I have a git repository containing several modules, each in their own sub folder, and I'd like to split them into independent repositories, ideally preserving as much of their individual histories as possible. Is there a canonical way of doing this?

Benjamin Margolis said...

Thanks for posting this! I was trying to sort out exactly which combination of StackOverflow posts I needed to follow. Having the explicit commands and brief explanation was just what I needed!

Bud said...

@Benjamin I'm glad you found it useful

Anonymous said...

Why don't we just clone the repo and then do 'git rm' and 'git commit' , i.e. split these repos going forward , and therefore preserving as much history as possible?

Anonymous said...

Thanks for your instructions. Very clear and mostly working for me. I'm getting stuck at the final stage :)

How do I commit the changes which have been made to the original foo repo.

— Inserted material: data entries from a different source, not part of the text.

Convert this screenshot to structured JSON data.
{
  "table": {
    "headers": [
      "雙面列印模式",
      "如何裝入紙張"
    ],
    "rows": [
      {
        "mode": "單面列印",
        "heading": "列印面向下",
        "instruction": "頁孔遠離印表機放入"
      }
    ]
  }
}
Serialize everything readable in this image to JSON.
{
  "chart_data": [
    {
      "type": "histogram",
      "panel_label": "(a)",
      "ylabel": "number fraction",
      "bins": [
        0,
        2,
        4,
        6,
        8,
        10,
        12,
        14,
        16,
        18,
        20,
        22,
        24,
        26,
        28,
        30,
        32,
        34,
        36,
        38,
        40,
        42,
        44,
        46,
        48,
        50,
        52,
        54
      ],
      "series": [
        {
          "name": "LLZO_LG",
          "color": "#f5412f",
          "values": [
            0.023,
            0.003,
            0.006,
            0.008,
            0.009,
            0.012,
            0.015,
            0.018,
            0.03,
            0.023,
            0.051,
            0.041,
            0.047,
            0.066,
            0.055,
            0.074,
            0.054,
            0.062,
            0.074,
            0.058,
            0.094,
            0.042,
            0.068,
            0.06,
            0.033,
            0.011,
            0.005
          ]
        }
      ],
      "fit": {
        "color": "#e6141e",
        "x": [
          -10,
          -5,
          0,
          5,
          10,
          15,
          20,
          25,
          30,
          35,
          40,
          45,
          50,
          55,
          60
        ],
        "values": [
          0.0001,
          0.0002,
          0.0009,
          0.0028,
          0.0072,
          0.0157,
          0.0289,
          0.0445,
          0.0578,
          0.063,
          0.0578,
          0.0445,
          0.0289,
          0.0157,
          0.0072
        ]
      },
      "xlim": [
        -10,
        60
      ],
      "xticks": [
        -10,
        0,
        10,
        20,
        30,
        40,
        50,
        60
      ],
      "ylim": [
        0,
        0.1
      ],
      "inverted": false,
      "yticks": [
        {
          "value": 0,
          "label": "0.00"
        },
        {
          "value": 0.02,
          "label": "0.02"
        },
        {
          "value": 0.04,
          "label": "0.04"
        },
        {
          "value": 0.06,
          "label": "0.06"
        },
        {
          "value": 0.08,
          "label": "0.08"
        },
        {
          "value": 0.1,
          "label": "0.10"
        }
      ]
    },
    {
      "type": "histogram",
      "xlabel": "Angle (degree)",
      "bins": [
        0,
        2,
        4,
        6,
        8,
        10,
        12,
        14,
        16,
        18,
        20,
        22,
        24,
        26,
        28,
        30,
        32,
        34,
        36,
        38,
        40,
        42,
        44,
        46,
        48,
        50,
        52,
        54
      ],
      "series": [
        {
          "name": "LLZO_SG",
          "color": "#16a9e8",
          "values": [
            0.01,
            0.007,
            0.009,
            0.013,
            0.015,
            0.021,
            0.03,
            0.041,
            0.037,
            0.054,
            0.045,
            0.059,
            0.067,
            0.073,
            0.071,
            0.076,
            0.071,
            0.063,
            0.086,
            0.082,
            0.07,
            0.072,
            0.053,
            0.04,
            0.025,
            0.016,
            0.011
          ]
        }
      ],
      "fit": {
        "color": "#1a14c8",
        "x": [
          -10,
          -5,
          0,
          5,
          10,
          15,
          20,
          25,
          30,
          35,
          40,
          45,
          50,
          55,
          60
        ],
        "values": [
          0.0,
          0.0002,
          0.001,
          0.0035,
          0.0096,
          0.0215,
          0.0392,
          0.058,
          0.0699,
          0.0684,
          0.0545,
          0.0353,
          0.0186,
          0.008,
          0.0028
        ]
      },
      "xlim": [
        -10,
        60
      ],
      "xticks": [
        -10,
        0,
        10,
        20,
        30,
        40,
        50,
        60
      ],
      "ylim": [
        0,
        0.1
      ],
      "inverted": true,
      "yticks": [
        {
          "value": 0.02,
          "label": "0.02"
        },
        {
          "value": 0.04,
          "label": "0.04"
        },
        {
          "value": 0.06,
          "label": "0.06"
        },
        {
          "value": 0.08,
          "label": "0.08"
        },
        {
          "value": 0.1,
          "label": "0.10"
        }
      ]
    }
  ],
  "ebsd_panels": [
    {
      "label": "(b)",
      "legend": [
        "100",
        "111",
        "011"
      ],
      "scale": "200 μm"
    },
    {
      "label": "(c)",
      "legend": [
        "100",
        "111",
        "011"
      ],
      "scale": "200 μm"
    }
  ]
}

This is what I get at home after cleaning it out:

$ git s
# On branch master
# Your branch and 'origin/master' have diverged,
# and have 473 and 487 different commits each, respectively.
#
nothing to commit (working directory clean)

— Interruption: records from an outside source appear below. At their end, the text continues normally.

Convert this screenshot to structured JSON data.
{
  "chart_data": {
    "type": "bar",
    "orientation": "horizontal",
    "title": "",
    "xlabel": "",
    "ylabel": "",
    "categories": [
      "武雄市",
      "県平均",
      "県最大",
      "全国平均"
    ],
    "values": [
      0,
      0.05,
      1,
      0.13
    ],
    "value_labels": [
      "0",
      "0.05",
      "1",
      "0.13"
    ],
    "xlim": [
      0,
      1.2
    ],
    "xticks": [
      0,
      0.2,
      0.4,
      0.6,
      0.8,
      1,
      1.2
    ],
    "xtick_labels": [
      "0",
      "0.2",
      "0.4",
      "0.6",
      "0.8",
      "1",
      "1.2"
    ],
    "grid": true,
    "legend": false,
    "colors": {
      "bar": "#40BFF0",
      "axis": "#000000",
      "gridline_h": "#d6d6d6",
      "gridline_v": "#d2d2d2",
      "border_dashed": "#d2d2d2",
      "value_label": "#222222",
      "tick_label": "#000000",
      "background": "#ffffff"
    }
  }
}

Do I just push it back or do I have to do anything extra such as a commit?

Bud Siddhisena said...

@Anonymous Yup just push foo to origin. As you can see it says

"# Your branch and 'origin/master' have diverged"

So you should be able to

$ git push origin master

Hopefully no one else has committed to origin where you'd have to pull & possibly deal with a merge conflict.

Anonymous said...

Thanks Bud for your reply. I'm still having some problems though and wouldn't mind a bit more much appreciated advice.

I try the push as advised but get knocked back (see below). When I do a pull to try to fix the conflicts I just pull down the folder which has been just removed with filter-branch. I gather that I may be able to force the push with -f. Any comments?

$ git push origin master
To git@bitbucket.org:xxx/yyy.git
! [rejected] master -> master (non-fast-forward)
error: failed to push some refs to 'git@bitbucket.org:xxx/yyy.git'
To prevent you from losing history, non-fast-forward updates were rejected
Merge the remote changes (e.g. 'git pull') before pushing again. See the
'Note about fast-forwards' section of 'git push --help' for details.

Many thanks.

Bud Siddhisena said...

@Anonymous Well it looks like you'll have to pull before you push. Make a backup of the directory and try a pull. If there is a conflict you'll have to fix it locally and then commit those changes before pushing.

Don't force it!

Have a read of my other blog post where I talk about using fetch instead of pull

http://www.geekaholic.org/2012/05/peer-to-peer-collaborative-development.html

Miro Spönemann said...

The filter-branch command in step 5 prunes commits that are empty after removing unwanted files. However, it does not remove merge commits that have become useless:

C
|\
B|
|/
A

In order to eliminate the useless merge commit C, a filter-branch command with parent-filter is required.